So I was impressed by that as a youth Hackman and I wrote this paper in 2000. It was kind of buried in one of those yellow bureau books back and before they were posted on the internet. But the idea that I had with this paper was that no one had ever really evaluated the same program with an RCT more than once, right? There's a couple examples of similar programs. So the NIT experiments, the DUI bonus experiments, those are similar programs evaluated by RCTs. But when you design an rrc, even in the RCT, right, you think, oh, well there's limited design choices, right? You're not picking a non-experimental strategy or anything like that. There's still a bunch of design choices. And so the idea behind this paper that we wrote was to just using the data we had from the one JDP experiment vary some of the design choices, like which earnings variable do you use?

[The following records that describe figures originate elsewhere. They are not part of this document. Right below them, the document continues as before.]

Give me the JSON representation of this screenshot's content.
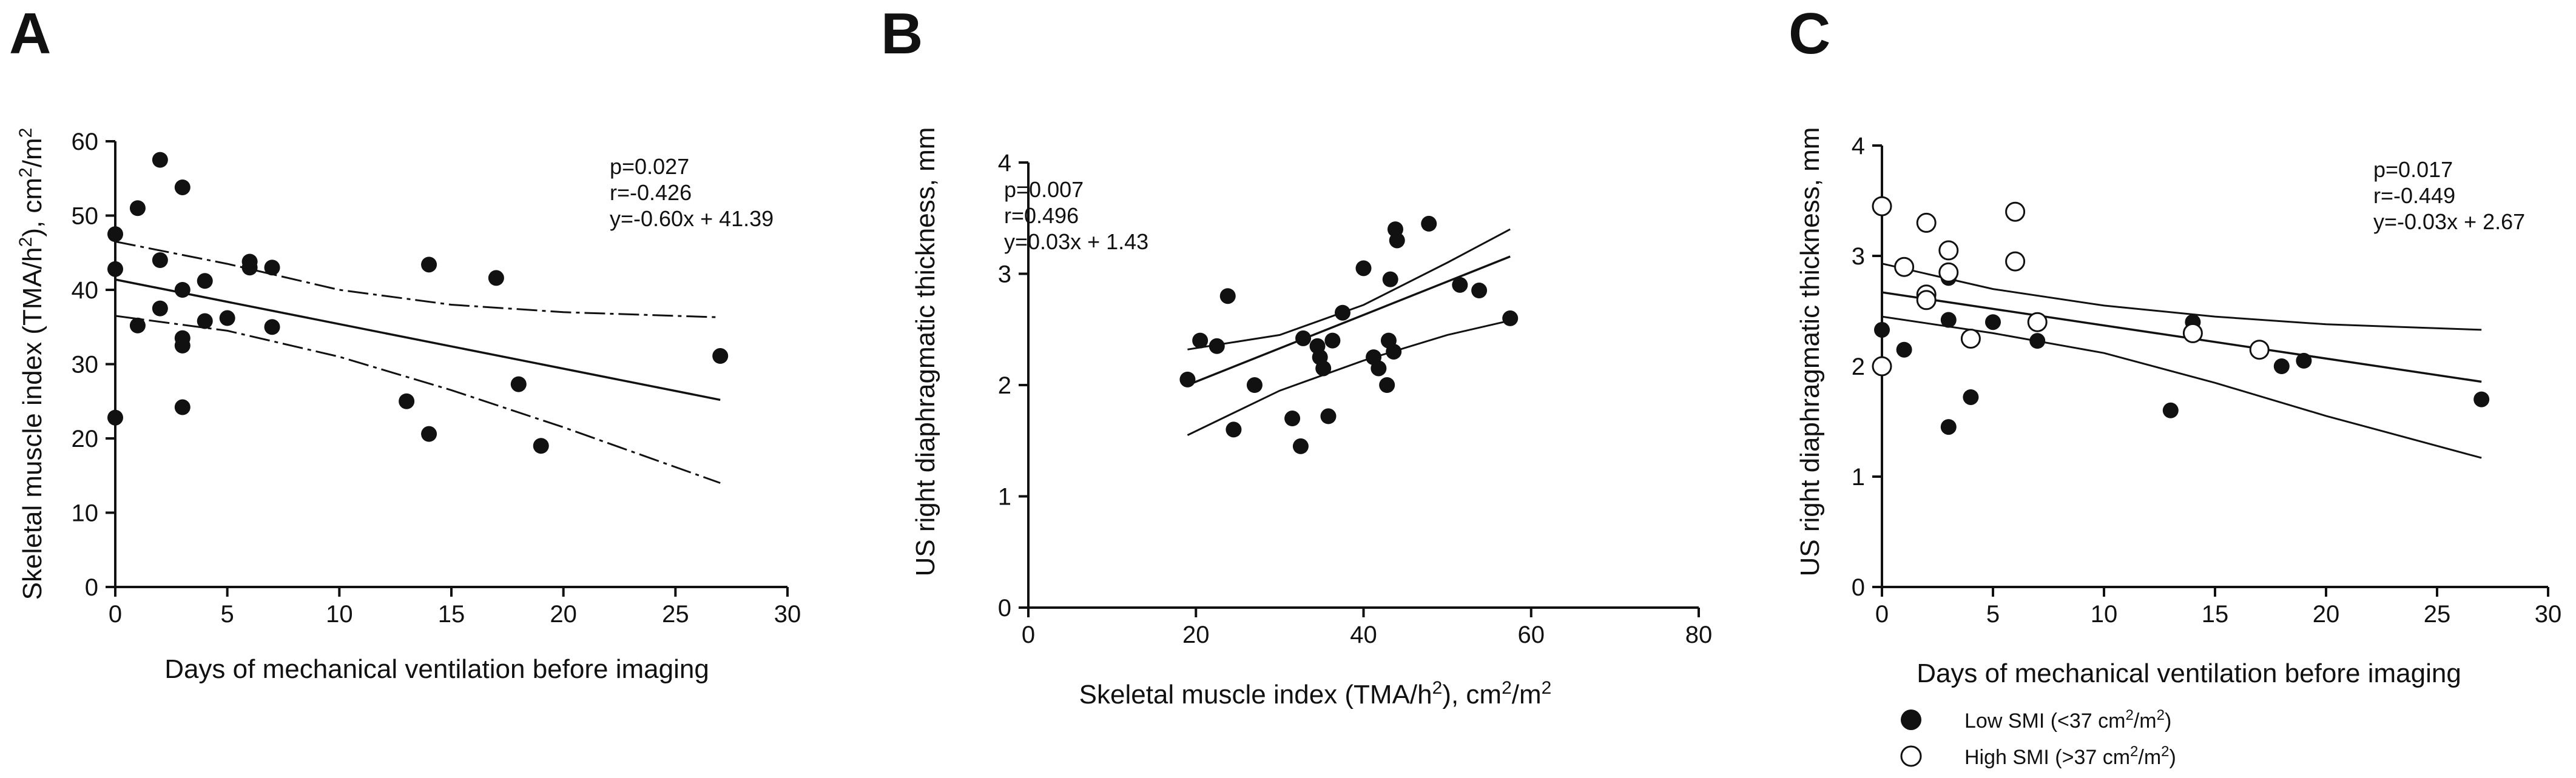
{
  "chart_data": [
    {
      "panel": "A",
      "type": "scatter",
      "xlabel": "Days of mechanical ventilation before imaging",
      "ylabel_main": "Skeletal muscle index (TMA/h",
      "ylabel_sup1": "2",
      "ylabel_mid": "), cm",
      "ylabel_sup2": "2",
      "ylabel_mid2": "/m",
      "ylabel_sup3": "2",
      "xlim": [
        0,
        30
      ],
      "ylim": [
        0,
        60
      ],
      "xticks": [
        0,
        5,
        10,
        15,
        20,
        25,
        30
      ],
      "yticks": [
        0,
        10,
        20,
        30,
        40,
        50,
        60
      ],
      "points": [
        {
          "x": 0,
          "y": 47.5
        },
        {
          "x": 0,
          "y": 42.8
        },
        {
          "x": 0,
          "y": 22.8
        },
        {
          "x": 1,
          "y": 51.0
        },
        {
          "x": 1,
          "y": 35.2
        },
        {
          "x": 2,
          "y": 57.5
        },
        {
          "x": 2,
          "y": 44.0
        },
        {
          "x": 2,
          "y": 37.5
        },
        {
          "x": 3,
          "y": 53.8
        },
        {
          "x": 3,
          "y": 40.0
        },
        {
          "x": 3,
          "y": 33.5
        },
        {
          "x": 3,
          "y": 32.5
        },
        {
          "x": 3,
          "y": 24.2
        },
        {
          "x": 4,
          "y": 41.2
        },
        {
          "x": 4,
          "y": 35.8
        },
        {
          "x": 5,
          "y": 36.2
        },
        {
          "x": 6,
          "y": 43.8
        },
        {
          "x": 6,
          "y": 43.0
        },
        {
          "x": 7,
          "y": 43.0
        },
        {
          "x": 7,
          "y": 35.0
        },
        {
          "x": 13,
          "y": 25.0
        },
        {
          "x": 14,
          "y": 43.4
        },
        {
          "x": 14,
          "y": 20.6
        },
        {
          "x": 17,
          "y": 41.6
        },
        {
          "x": 18,
          "y": 27.3
        },
        {
          "x": 19,
          "y": 19.0
        },
        {
          "x": 27,
          "y": 31.1
        }
      ],
      "fit": {
        "slope": -0.6,
        "intercept": 41.39,
        "ci_lower_curve": [
          [
            0,
            36.5
          ],
          [
            5,
            34.5
          ],
          [
            10,
            31.0
          ],
          [
            15,
            26.5
          ],
          [
            20,
            21.5
          ],
          [
            27,
            14.0
          ]
        ],
        "ci_upper_curve": [
          [
            0,
            46.5
          ],
          [
            5,
            43.5
          ],
          [
            10,
            40.0
          ],
          [
            15,
            38.0
          ],
          [
            20,
            37.0
          ],
          [
            27,
            36.3
          ]
        ]
      },
      "annotations": [
        "p=0.027",
        "r=-0.426",
        "y=-0.60x + 41.39"
      ]
    },
    {
      "panel": "B",
      "type": "scatter",
      "xlabel_main": "Skeletal muscle index (TMA/h",
      "xlabel_sup1": "2",
      "xlabel_mid": "), cm",
      "xlabel_sup2": "2",
      "xlabel_mid2": "/m",
      "xlabel_sup3": "2",
      "ylabel": "US right diaphragmatic thickness, mm",
      "xlim": [
        0,
        80
      ],
      "ylim": [
        0,
        4
      ],
      "xticks": [
        0,
        20,
        40,
        60,
        80
      ],
      "yticks": [
        0,
        1,
        2,
        3,
        4
      ],
      "points": [
        {
          "x": 19,
          "y": 2.05
        },
        {
          "x": 20.5,
          "y": 2.4
        },
        {
          "x": 22.5,
          "y": 2.35
        },
        {
          "x": 23.8,
          "y": 2.8
        },
        {
          "x": 24.5,
          "y": 1.6
        },
        {
          "x": 27,
          "y": 2.0
        },
        {
          "x": 31.5,
          "y": 1.7
        },
        {
          "x": 32.5,
          "y": 1.45
        },
        {
          "x": 32.8,
          "y": 2.42
        },
        {
          "x": 34.5,
          "y": 2.35
        },
        {
          "x": 34.8,
          "y": 2.25
        },
        {
          "x": 35.2,
          "y": 2.15
        },
        {
          "x": 35.8,
          "y": 1.72
        },
        {
          "x": 36.3,
          "y": 2.4
        },
        {
          "x": 37.5,
          "y": 2.65
        },
        {
          "x": 40,
          "y": 3.05
        },
        {
          "x": 41.2,
          "y": 2.25
        },
        {
          "x": 41.8,
          "y": 2.15
        },
        {
          "x": 42.8,
          "y": 2.0
        },
        {
          "x": 43.0,
          "y": 2.4
        },
        {
          "x": 43.2,
          "y": 2.95
        },
        {
          "x": 43.6,
          "y": 2.3
        },
        {
          "x": 43.8,
          "y": 3.4
        },
        {
          "x": 44.0,
          "y": 3.3
        },
        {
          "x": 47.8,
          "y": 3.45
        },
        {
          "x": 51.5,
          "y": 2.9
        },
        {
          "x": 53.8,
          "y": 2.85
        },
        {
          "x": 57.5,
          "y": 2.6
        }
      ],
      "fit": {
        "slope": 0.03,
        "intercept": 1.43,
        "x_range": [
          19,
          57.5
        ],
        "ci_lower_curve": [
          [
            19,
            1.55
          ],
          [
            30,
            1.95
          ],
          [
            40,
            2.22
          ],
          [
            50,
            2.45
          ],
          [
            57.5,
            2.58
          ]
        ],
        "ci_upper_curve": [
          [
            19,
            2.32
          ],
          [
            30,
            2.45
          ],
          [
            40,
            2.72
          ],
          [
            50,
            3.1
          ],
          [
            57.5,
            3.4
          ]
        ]
      },
      "annotations": [
        "p=0.007",
        "r=0.496",
        "y=0.03x + 1.43"
      ]
    },
    {
      "panel": "C",
      "type": "scatter",
      "xlabel": "Days of mechanical ventilation before imaging",
      "ylabel": "US right diaphragmatic thickness, mm",
      "xlim": [
        0,
        30
      ],
      "ylim": [
        0,
        4
      ],
      "xticks": [
        0,
        5,
        10,
        15,
        20,
        25,
        30
      ],
      "yticks": [
        0,
        1,
        2,
        3,
        4
      ],
      "series": [
        {
          "name": "Low SMI",
          "legend_main": "Low SMI (<37 cm",
          "legend_sup1": "2",
          "legend_mid": "/m",
          "legend_sup2": "2",
          "legend_end": ")",
          "marker": "filled",
          "points": [
            {
              "x": 0,
              "y": 2.33
            },
            {
              "x": 1,
              "y": 2.15
            },
            {
              "x": 3,
              "y": 2.8
            },
            {
              "x": 3,
              "y": 2.42
            },
            {
              "x": 3,
              "y": 1.45
            },
            {
              "x": 4,
              "y": 1.72
            },
            {
              "x": 5,
              "y": 2.4
            },
            {
              "x": 7,
              "y": 2.23
            },
            {
              "x": 13,
              "y": 1.6
            },
            {
              "x": 14,
              "y": 2.4
            },
            {
              "x": 18,
              "y": 2.0
            },
            {
              "x": 19,
              "y": 2.05
            },
            {
              "x": 27,
              "y": 1.7
            }
          ]
        },
        {
          "name": "High SMI",
          "legend_main": "High SMI (>37 cm",
          "legend_sup1": "2",
          "legend_mid": "/m",
          "legend_sup2": "2",
          "legend_end": ")",
          "marker": "open",
          "points": [
            {
              "x": 0,
              "y": 3.45
            },
            {
              "x": 0,
              "y": 2.0
            },
            {
              "x": 1,
              "y": 2.9
            },
            {
              "x": 2,
              "y": 3.3
            },
            {
              "x": 2,
              "y": 2.65
            },
            {
              "x": 2,
              "y": 2.6
            },
            {
              "x": 3,
              "y": 3.05
            },
            {
              "x": 3,
              "y": 2.85
            },
            {
              "x": 4,
              "y": 2.25
            },
            {
              "x": 6,
              "y": 3.4
            },
            {
              "x": 6,
              "y": 2.95
            },
            {
              "x": 7,
              "y": 2.4
            },
            {
              "x": 14,
              "y": 2.3
            },
            {
              "x": 17,
              "y": 2.15
            }
          ]
        }
      ],
      "fit": {
        "slope": -0.03,
        "intercept": 2.67,
        "ci_lower_curve": [
          [
            0,
            2.45
          ],
          [
            5,
            2.3
          ],
          [
            10,
            2.12
          ],
          [
            15,
            1.85
          ],
          [
            20,
            1.55
          ],
          [
            27,
            1.17
          ]
        ],
        "ci_upper_curve": [
          [
            0,
            2.93
          ],
          [
            5,
            2.7
          ],
          [
            10,
            2.55
          ],
          [
            15,
            2.45
          ],
          [
            20,
            2.38
          ],
          [
            27,
            2.33
          ]
        ]
      },
      "annotations": [
        "p=0.017",
        "r=-0.449",
        "y=-0.03x + 2.67"
      ]
    }
  ]
}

Which sites do you include? How do you deal with outliers of the earnings? And we show, for example, you may recall that the earnings estimates for the male youth in that experiment were negative and statistically significant, which did not please DOL. It's easy to make them go away by choosing a different method of dealing with outliers. And perhaps it is to AP associates credit that they didn't do that. Perhaps it's not, leave that question to you, blah, blah, blah, right? So that impressed me that we could get the numbers to move around the bot. We could get stars to come and go by doing these fairly simple things that you would've observed if you had done multiple RCTs and handed them out to different firms to evaluate the JTPA program. Finally, and this is getting us closer to our empirical example. So back in the day I wrote some papers on the effects of college quality with my friend Dan Black, who's at the Harris School and my graduate school buddy Kermit Daniel.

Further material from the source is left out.